We have presented DNA replication (the same, apparently homologous process is used in all known organisms) in as conceptually simple terms as we can, but it is important to keep in mind that the actual machinery involved is complex. In part this complexity arises because the process is topologically constrained and needs to be highly accurate. In the bacterium Escherichia coli over 100 genes are involved in the processes of DNA replication and repair. To insure that replication is controlled and complete, replication begins at specific sequences along the DNA strand, known as origins of replication or origins for short. Origin DNA sequences are recognized by specific DNA binding proteins. The binding of these proteins initiates the assembly of an origin recognition complex, an ORC. Various proteins then bind to the DNA to locally denature (unwind and separate) and block the single strands from reannealing. This leads to the formation of a replication bubble. Multiprotein complexes, known as a replication forks, then assembles on the two DNA strands. Using a single replication origin and two replication forks moving in opposite directions, a rapidly growing E. coli can replicate its ~4,700,000 base pairs of DNA (which are present in the form of a single circular DNA molecule) in ~40 minutes. Each replication fork moves along the DNA adding ~1000 base pairs of DNA per second to the newly formed DNA polymer. While a discussion of the exact mechanisms involved is beyond our scope here, it is also critical that DNA is complete before a cell attempts to divide.
DNA synthesis (replication) is a highly accurate process; the polymerase makes about one error for every 10,000 bases it adds. But that level of error would almost certainly be highly deleterious, and in fact most of these errors are quickly recognized as mistakes. To understand how, remember that correct AT and GC base pairs have the same molecular dimensions, that means that incorrect AG, CT, AC, and GT base pairs are either too long or too short. By responding to base pair length, molecular machines can recognize a mistake in base pairing as a structural defect in the DNA molecule. When a mismatched base pair is formed and recognized, the DNA polymerase stops forward synthesis, reverses its direction, and removes the region of the DNA containing the mismatched base pair using a “DNA exonuclease” activity. It then resynthesizes the region, (hopefully) correctly. This process is known as proof-reading; the proof-reading activity of the DNA polymerase complex reduces the total DNA synthesis error rate to ~1 error per 1,000,000,000 (109) base pairs synthesized.
At this point let us consider nomenclature, which can seem arcane and impossible to understand, but in fact obeys reasonably straightforward rules. An exonuclease is an enzyme that can bind to the free end of a nucleic acid polymer and remove nucleotides through a hydrolysis reaction of the phosphodiester bond. A 5' exonuclease cuts off a nucleotide located at the 5' end of the molecule, a 3' exonuclease, cuts off a nucleotide located at the molecule’s 3' end. An intact circular nucleic acid molecule is immune to the effects of an exonuclease. To break the bond between two nucleotides in the interior of a nucleic acid molecule (or in a circular molecule, which has no ends), one needs an endonuclease activity.

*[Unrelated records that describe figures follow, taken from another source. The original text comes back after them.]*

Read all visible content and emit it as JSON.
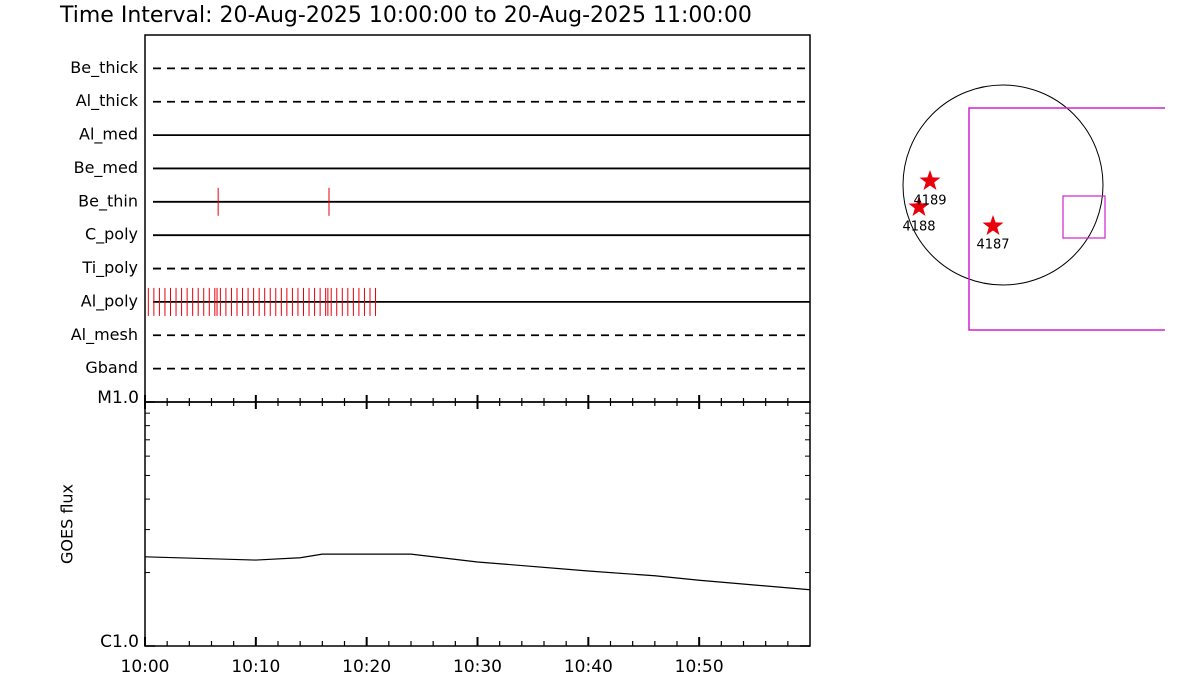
{
  "chart_data": [
    {
      "type": "timeline",
      "title": "Time Interval: 20-Aug-2025 10:00:00 to 20-Aug-2025 11:00:00",
      "xlim": [
        0,
        60
      ],
      "color": "#e8000b",
      "rows": [
        {
          "name": "Be_thick",
          "style": "dashed",
          "times": []
        },
        {
          "name": "Al_thick",
          "style": "dashed",
          "times": []
        },
        {
          "name": "Al_med",
          "style": "solid",
          "times": []
        },
        {
          "name": "Be_med",
          "style": "solid",
          "times": []
        },
        {
          "name": "Be_thin",
          "style": "solid",
          "times": [
            6.6,
            16.6
          ]
        },
        {
          "name": "C_poly",
          "style": "solid",
          "times": []
        },
        {
          "name": "Ti_poly",
          "style": "dashed",
          "times": []
        },
        {
          "name": "Al_poly",
          "style": "solid",
          "times": [
            0.3,
            0.8,
            1.3,
            1.8,
            2.3,
            2.8,
            3.3,
            3.8,
            4.3,
            4.8,
            5.3,
            5.8,
            6.3,
            6.5,
            6.8,
            7.3,
            7.8,
            8.3,
            8.8,
            9.3,
            9.8,
            10.3,
            10.8,
            11.3,
            11.8,
            12.3,
            12.8,
            13.3,
            13.8,
            14.3,
            14.8,
            15.3,
            15.8,
            16.3,
            16.5,
            16.8,
            17.3,
            17.8,
            18.3,
            18.8,
            19.3,
            19.8,
            20.3,
            20.8
          ]
        },
        {
          "name": "Al_mesh",
          "style": "dashed",
          "times": []
        },
        {
          "name": "Gband",
          "style": "dashed",
          "times": []
        }
      ]
    },
    {
      "type": "line",
      "ylabel": "GOES flux",
      "log": true,
      "color": "#000000",
      "x": [
        0,
        10,
        14,
        16,
        24,
        30,
        40,
        46,
        50,
        60
      ],
      "values": [
        2.32e-06,
        2.25e-06,
        2.3e-06,
        2.38e-06,
        2.38e-06,
        2.21e-06,
        2.03e-06,
        1.94e-06,
        1.86e-06,
        1.7e-06
      ],
      "xlim": [
        0,
        60
      ],
      "xticks": [
        {
          "value": 0,
          "label": "10:00"
        },
        {
          "value": 10,
          "label": "10:10"
        },
        {
          "value": 20,
          "label": "10:20"
        },
        {
          "value": 30,
          "label": "10:30"
        },
        {
          "value": 40,
          "label": "10:40"
        },
        {
          "value": 50,
          "label": "10:50"
        }
      ],
      "xminorticks": [
        2,
        4,
        6,
        8,
        12,
        14,
        16,
        18,
        22,
        24,
        26,
        28,
        32,
        34,
        36,
        38,
        42,
        44,
        46,
        48,
        52,
        54,
        56,
        58
      ],
      "ylim": [
        1e-06,
        1e-05
      ],
      "yticks": [
        {
          "value": 1e-06,
          "label": "C1.0"
        },
        {
          "value": 1e-05,
          "label": "M1.0"
        }
      ],
      "yminorticks": [
        2e-06,
        3e-06,
        4e-06,
        5e-06,
        6e-06,
        7e-06,
        8e-06,
        9e-06
      ]
    }
  ],
  "map": {
    "regions": [
      {
        "label": "4189"
      },
      {
        "label": "4188"
      },
      {
        "label": "4187"
      }
    ]
  }
}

As you think about the processes involved, you come to realize that once DNA synthesis begins, it is important that it continues without interruption. But the interactions between nucleic acid chains are based on weak H-bonding interactions, and the enzymes involved in the DNA replication process can be expected to dissociate from the DNA because of the effects of thermal motion, imagine the whole system jiggling and vibrating - held together by relatively weak interactions. We can characterize how well a DNA polymerase molecule remains productively associated with a DNA molecule in terms of the number of nucleotides it adds to a new molecule before it falls off; this is known as its “processivity”. So if you think of the DNA replication complex as a molecular machine, you can design ways to insure that the replication complex has high processivity, basically by keeping it bound to the DNA. One set of such machines is the polymerase sliding clamp and clamp loader (see: http://youtu.be/QMhi9dxWaM8). The DNA polymerase complex is held onto the DNA by a doughnut shaped protein, known as a sliding clamp, that encircles the DNA double helix and is strongly bound to the DNA polymerase. So the question is, how does a protein come to encircle a DNA molecule? The answer is that the clamp protein is added to DNA by another protein molecular machine known as the clamp loader209. Once closed around the DNA the clamp can move freely along the length of the DNA molecule, but it cannot leave the DNA. The clamp’s sliding movement along DNA is diffusive – that is, driven by thermal motion. Its movement is given a direction because the clamp is attached to the DNA polymerase complex which is adding monomers to the growing nucleic acid polymer. This moves the replication complex (inhibited from diffusing away from the DNA by the clamp) along the DNA in the direction of synthesis. Processivity is increased since, in order to leave the DNA the polymerase has to disengage from the clamp or the clamp as to be removed by the clamp loader acting in reverse, that is acting as an unloader.